A pesar que ya han transcurrido 34 años, todavía tengo vivo el recuerdo de los sucesos que estoy por narrar. Allá por los años 70, cuando era un pastor recién graduado y predicador novato, fui a visitar a una familia. El padre era miembro de la congregación, pero la madre no tenía fe en nada ni en nadie. Esto hizo mi trabajo doblemente difícil: primero, porque yo no tenía experiencia, y segundo, porque mi visita se debía a que su hijo estaba a punto de morir.
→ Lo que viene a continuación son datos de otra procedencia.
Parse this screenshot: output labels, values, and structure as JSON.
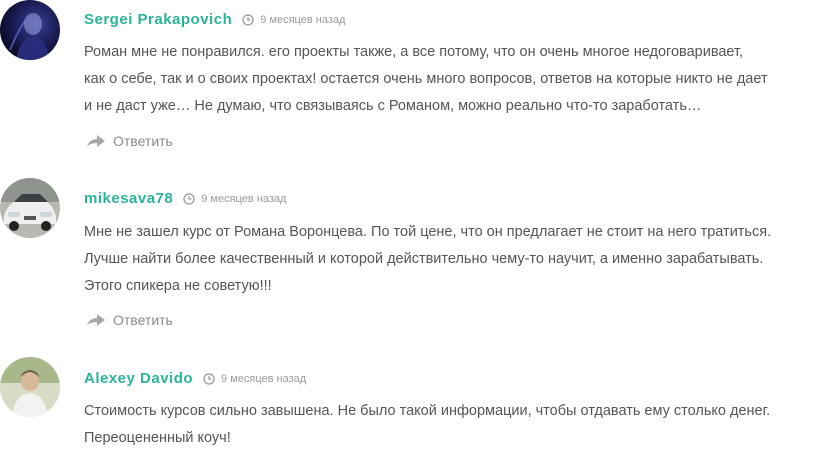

Estábamos en el cuarto del hospital, y el doctor acababa de decirles que la muerte del niño estaba cerca. No hablaba de meses o días, sino que literalmente dijo: «en cualquier momento». Era una situación sumamente delicada que requería palabras delicadas, por lo que, escogiendo mis palabras cuidadosamente, dije: «Es una bendición saber que, aún cuando el informe de los doctores no es bueno, existe esperanza para su hijo. Después de partir, se terminará para él todo sufrimiento y enfermedad, y volverá a estar saludable y feliz, jugando para siempre en compañía de su Salvador en el cielo».
Cuando terminé de hablar acerca del consuelo del Salvador y las glorias del paraíso, pude ver que el padre asentía con la cabeza en señal de aceptación. Pero no fue igual con la madre quien, al no tener fe, con voz agonizante repetía: «Si tan solo pudiera creer eso». Luego, como hablándose a sí misma, agregó: «Pero yo no creo eso. Cuando mi hijo muera lo enterraré, y pasaré el resto de mi vida tratando de olvidar que alguna vez lo tuve». Aclaro que ella no era ni una mala madre, ni una mala persona… simplemente no tenía fe, y al no tener fe, no tenía esperanza.
Una de las razones por la que no he podido olvidar esa visita es porque esa madre, sin saberlo, estaba poniendo en palabras las dudas más profundas y los temores más ocultos de toda persona que no tiene esperanza, de los cientos de millones de almas que sufren de tristeza y soledad, y que desesperadamente necesitan oír y ansían creer que hay algo mejor más allá de la oscuridad de la tumba.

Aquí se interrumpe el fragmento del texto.